Are there any clues in the above? On C7, the "messages" log has nothing that I can associate with the failure.
David
Hi,
On Mon, May 11, 2015 at 9:27 AM, david david@daku.org wrote:
I have a question about the network and Centos 7
I am experimenting with two C7 installations:
- On relatively new hardware, configured with fixed IP address in IPV4 only
- on top of Windows, using VMWare, sharing my windows connection via
Vmware's bridge with IPV4 only.
On both configurations, I run a script every five minutes to test the network. The sequence is as follows:
- Find the default interface using "ip route"
- Find that interface's IP address by scanning the output of "ip route"
for a match in interface.
If the above tests fail to resolve, I issue "systemctl restart network", and post a mail message to myself. When this happens, the network does indeed come back correctly.

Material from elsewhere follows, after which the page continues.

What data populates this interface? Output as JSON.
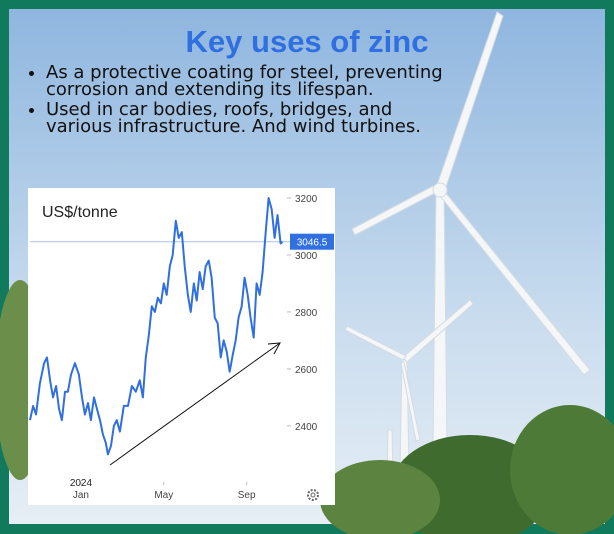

I do the same sequence on Centos 6 installations, (using "system network restart").
I find that on Centos 6, I almost never get notified that the restart occurred (except when there's a real reason).
The BIG difference is systemd and that affects how the system is configured for service.
For that reason "system network restart" will not work in CentOS 6. You should try "service network restart" .
--Regards Ashishkumar S. Yadav
On 11-05-2015 00:57, david wrote:
I have a question about the network and Centos 7
I am experimenting with two C7 installations:
- On relatively new hardware, configured with fixed IP address in IPV4 only
- on top of Windows, using VMWare, sharing my windows connection via
Vmware's bridge with IPV4 only.
On both configurations, I run a script every five minutes to test the network. The sequence is as follows:
- Find the default interface using "ip route"
- Find that interface's IP address by scanning the output of "ip route"
for a match in interface.
If the above tests fail to resolve, I issue "systemctl restart network", and post a mail message to myself. When this happens, the network does indeed come back correctly.
If you are using fixed IP addresses, how is this check supposed to detect network failures? Actually I'm surprised that it's failing sometimes, as it should be pretty static.
If that test is really that way, I would recommend saving those outputs for post analysis because the shouldn't be changing like that. Like, instead of ip route | grep, save it to a file using a known timestamp, grep on it and leave it there/mail it to you if it fails.
Marcelo
At 07:44 AM 5/11/2015, you wrote:
On 11-05-2015 00:57, david wrote:
I have a question about the network and Centos 7
I am experimenting with two C7 installations:
- On relatively new hardware, configured with fixed IP address in IPV4 only
- on top of Windows, using VMWare, sharing my windows connection via
Vmware's bridge with IPV4 only.
On both configurations, I run a script every five minutes to test the network. The sequence is as follows:
- Find the default interface using "ip route"
- Find that interface's IP address by scanning the output of "ip route"
for a match in interface.
If the above tests fail to resolve, I issue "systemctl restart network", and post a mail message to myself. When this happens, the network does indeed come back correctly.
If you are using fixed IP addresses, how is this check supposed to detect network failures? Actually I'm surprised that it's failing sometimes, as it should be pretty static.
If that test is really that way, I would recommend saving those outputs for post analysis because the shouldn't be changing like that. Like, instead of ip route | grep, save it to a file using a known timestamp, grep on it and leave it there/mail it to you if it fails.
Marcelo
Marcelo et al
Of course, now that I stare at my environment, have 'avahi' and 'network manager' turned off, the failure does not show up. So, I withdraw the problem.